Mit Schülerinnen und Schülern über Politik ausgetauscht

Mit Schülerinnen und
Schülern über Politik ausgetauscht

Thorsten Rudolph diskutierte mit Schülerinnen und Schülern der Konrad-Adenauer-Realschule über Politik. Foto: Wahlkreisbüro Thorsten Rudolph/Volker Schmidt

24.06.2024 - 09:32

Region. Wie sieht die Arbeit eines Bundestagsabgeordneten aus? Und welche Meinung hat er zu aktuellen Themen? Die Schülerinnen und Schüler der Integrativen Konrad-Adenauer-Realschule plus in Vallendar hatten vor kurzem die Möglichkeit, Antworten auf diese und andere Fragen rund um den Deutschen Bundestag aus erster Hand zu bekommen. Denn Thorsten Rudolph, SPD-Bundestagsabgeordneter aus Koblenz, nahm sich die Zeit, um mit Schülerinnen und Schülern der achten Klasse über Bundespolitik zu sprechen und zu diskutieren. „Es hat mich sehr gefreut, dass die Klasse so interessiert an Politik war.
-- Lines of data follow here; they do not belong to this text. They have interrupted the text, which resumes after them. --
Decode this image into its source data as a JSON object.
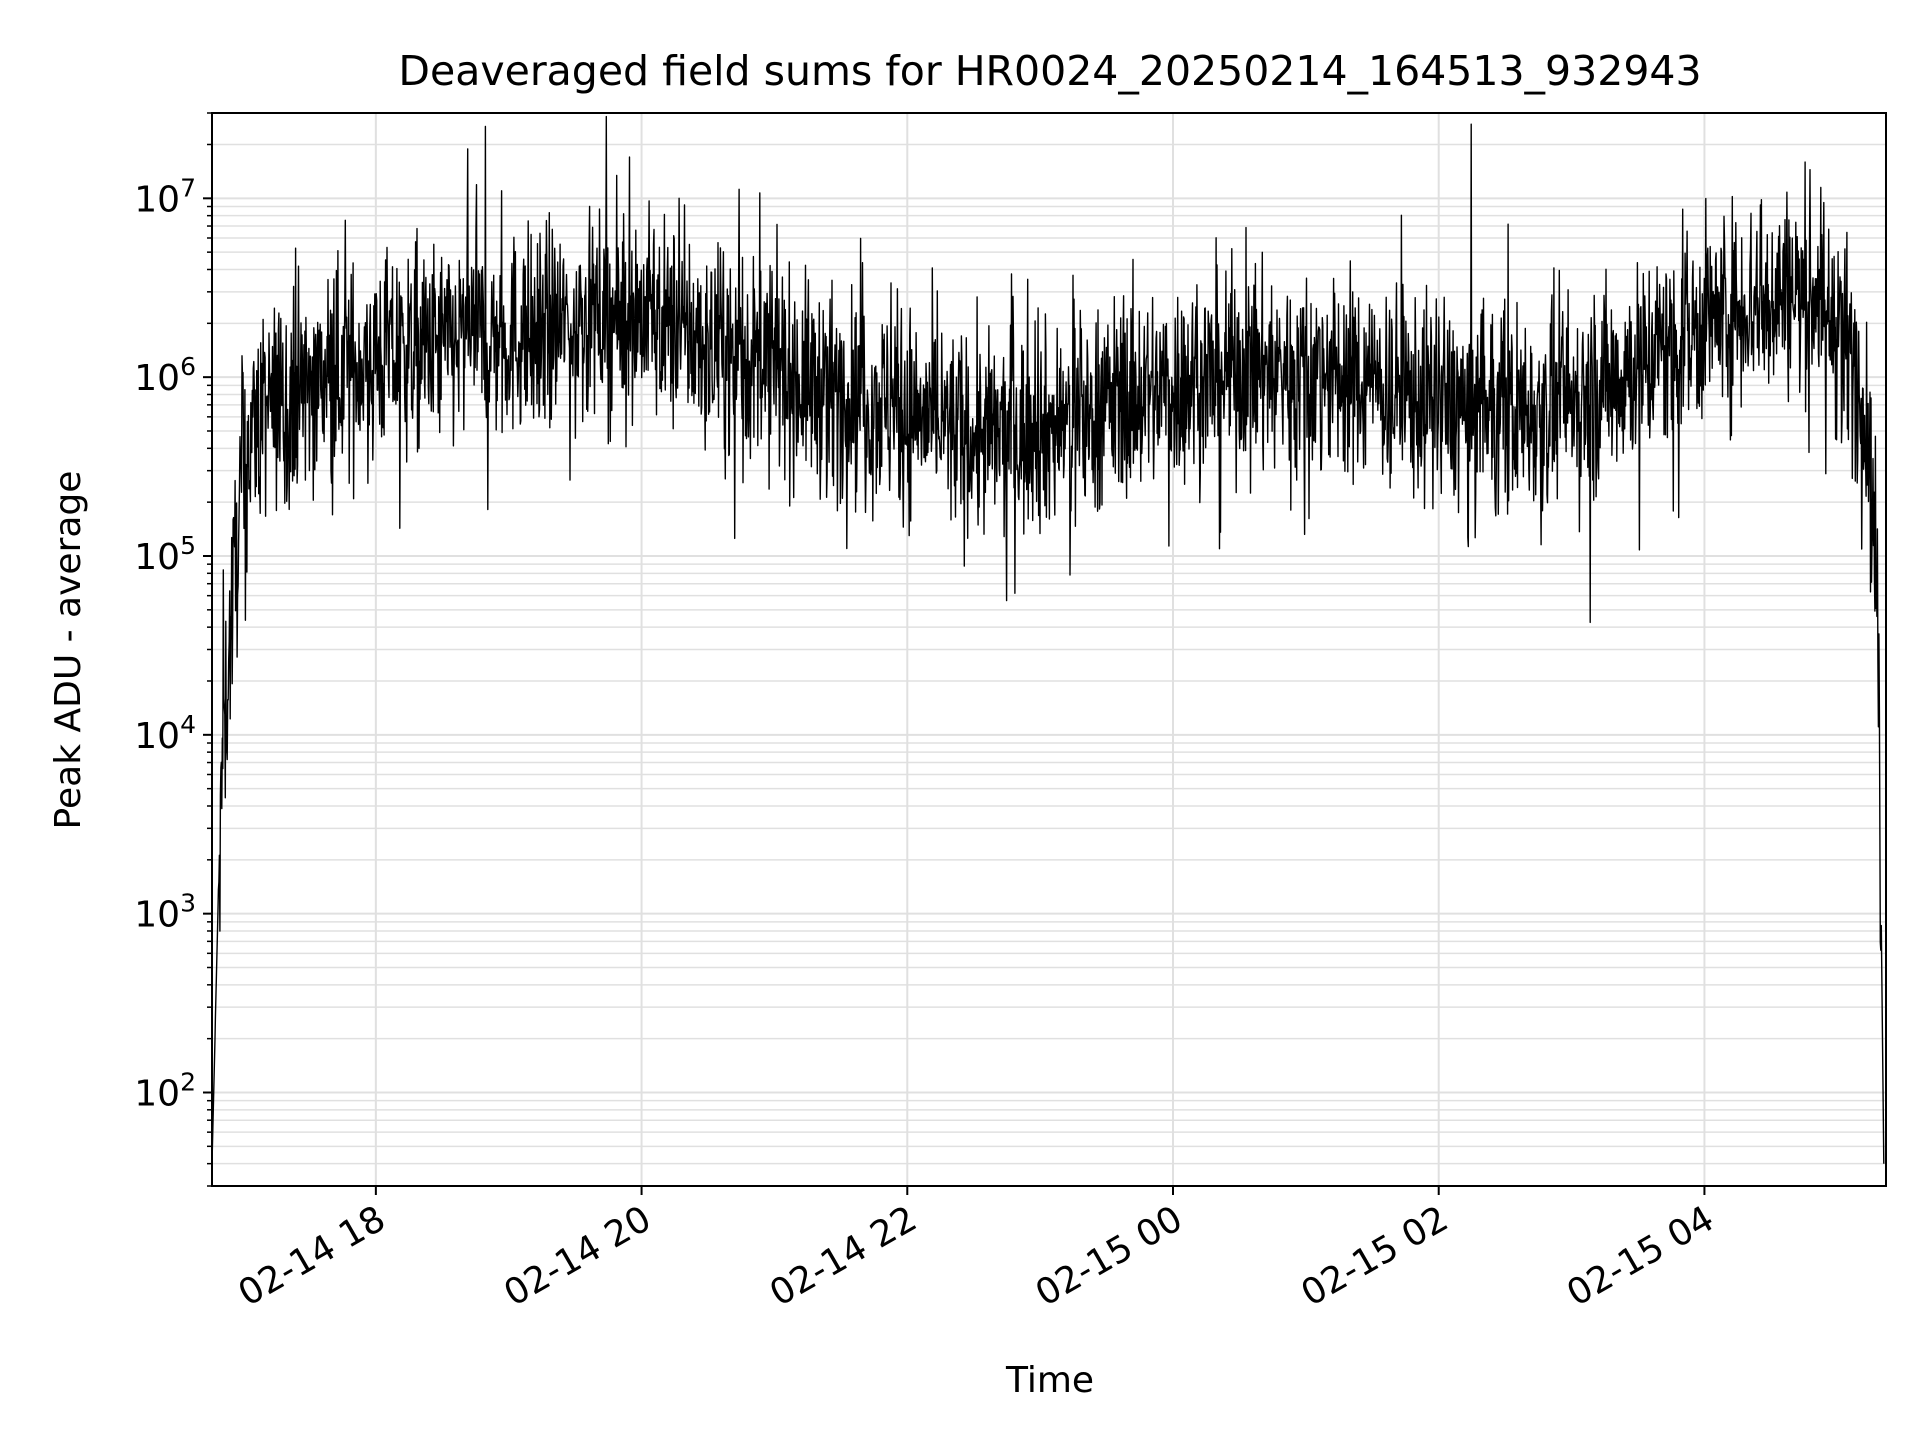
{
  "chart_data": {
    "type": "line",
    "title": "Deaveraged field sums for HR0024_20250214_164513_932943",
    "xlabel": "Time",
    "ylabel": "Peak ADU - average",
    "yscale": "log",
    "ylim": [
      30,
      30000000
    ],
    "xlim": [
      "2025-02-14 16:46",
      "2025-02-15 05:22"
    ],
    "grid": true,
    "line_color": "#000000",
    "grid_color": "#e0e0e0",
    "x_ticks": [
      {
        "value": "2025-02-14 18:00",
        "label": "02-14 18"
      },
      {
        "value": "2025-02-14 20:00",
        "label": "02-14 20"
      },
      {
        "value": "2025-02-14 22:00",
        "label": "02-14 22"
      },
      {
        "value": "2025-02-15 00:00",
        "label": "02-15 00"
      },
      {
        "value": "2025-02-15 02:00",
        "label": "02-15 02"
      },
      {
        "value": "2025-02-15 04:00",
        "label": "02-15 04"
      }
    ],
    "y_ticks": [
      {
        "value": 100,
        "base": "10",
        "exp": "2"
      },
      {
        "value": 1000,
        "base": "10",
        "exp": "3"
      },
      {
        "value": 10000,
        "base": "10",
        "exp": "4"
      },
      {
        "value": 100000,
        "base": "10",
        "exp": "5"
      },
      {
        "value": 1000000,
        "base": "10",
        "exp": "6"
      },
      {
        "value": 10000000,
        "base": "10",
        "exp": "7"
      }
    ],
    "series": [
      {
        "envelope_points": [
          {
            "x": "2025-02-14 16:46",
            "y": 40
          },
          {
            "x": "2025-02-14 16:50",
            "y": 5000
          },
          {
            "x": "2025-02-14 16:55",
            "y": 50000
          },
          {
            "x": "2025-02-14 17:00",
            "y": 300000
          },
          {
            "x": "2025-02-14 17:05",
            "y": 550000
          },
          {
            "x": "2025-02-14 17:20",
            "y": 800000
          },
          {
            "x": "2025-02-14 17:40",
            "y": 1000000
          },
          {
            "x": "2025-02-14 18:00",
            "y": 1300000
          },
          {
            "x": "2025-02-14 18:30",
            "y": 1500000
          },
          {
            "x": "2025-02-14 19:00",
            "y": 1700000
          },
          {
            "x": "2025-02-14 19:30",
            "y": 2000000
          },
          {
            "x": "2025-02-14 20:00",
            "y": 2300000
          },
          {
            "x": "2025-02-14 20:30",
            "y": 1500000
          },
          {
            "x": "2025-02-14 21:00",
            "y": 1100000
          },
          {
            "x": "2025-02-14 21:30",
            "y": 800000
          },
          {
            "x": "2025-02-14 22:00",
            "y": 650000
          },
          {
            "x": "2025-02-14 22:30",
            "y": 450000
          },
          {
            "x": "2025-02-14 23:00",
            "y": 500000
          },
          {
            "x": "2025-02-14 23:30",
            "y": 700000
          },
          {
            "x": "2025-02-15 00:00",
            "y": 900000
          },
          {
            "x": "2025-02-15 00:30",
            "y": 1100000
          },
          {
            "x": "2025-02-15 01:00",
            "y": 1100000
          },
          {
            "x": "2025-02-15 01:30",
            "y": 900000
          },
          {
            "x": "2025-02-15 02:00",
            "y": 700000
          },
          {
            "x": "2025-02-15 02:30",
            "y": 650000
          },
          {
            "x": "2025-02-15 03:00",
            "y": 700000
          },
          {
            "x": "2025-02-15 03:30",
            "y": 1200000
          },
          {
            "x": "2025-02-15 04:00",
            "y": 2000000
          },
          {
            "x": "2025-02-15 04:30",
            "y": 3000000
          },
          {
            "x": "2025-02-15 04:50",
            "y": 3000000
          },
          {
            "x": "2025-02-15 05:05",
            "y": 1500000
          },
          {
            "x": "2025-02-15 05:12",
            "y": 700000
          },
          {
            "x": "2025-02-15 05:16",
            "y": 200000
          },
          {
            "x": "2025-02-15 05:19",
            "y": 10000
          },
          {
            "x": "2025-02-15 05:21",
            "y": 40
          }
        ],
        "scatter_decades": 0.28
      }
    ]
  }
}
Mir hat es Spaß gemacht“, so Rudolph nach dem Gespräch.

In der Schulstunde ging es zunächst um allgemeine parlamentarische Arbeitsabläufe in Berlin und den Tagesablauf der Abgeordneten, im Anschluss aber auch um aktuelle politische Themen. So stellten die Schülerinnen und Schüler zum Beispiel Fragen zu den Kriegen in Gaza oder in der Ukraine, aber auch zur Verkehrswende, insbesondere zum Umstieg auf Elektromotoren. Klimawandel, Migration und die Gehälter der Abgeordneten waren weitere Themen. „Gerade weil heute immer offensichtlicher wird, dass unsere Demokratie nicht selbstverständlich ist, sondern von innen und außen bedroht wird, müssen speziell wir als Abgeordnete immer wieder versuchen, demokratische Abläufe und Zusammenhänge sowie die Gründe für bestimmte Entscheidungen zu erklären, um die Politik nachvollziehbar zu machen“, sagt Rudolph. „Aber ich will bei Schulbesuchen natürlich auch immer wissen, was junge Menschen interessiert und bewegt.“

Rudolph bedankte sich am Ende der Veranstaltung bei Sozialkundelehrerin Julia Kübler für die Einladung und dafür, dass sie die Klasse so gut auf die Stunde vorbereitet hatte.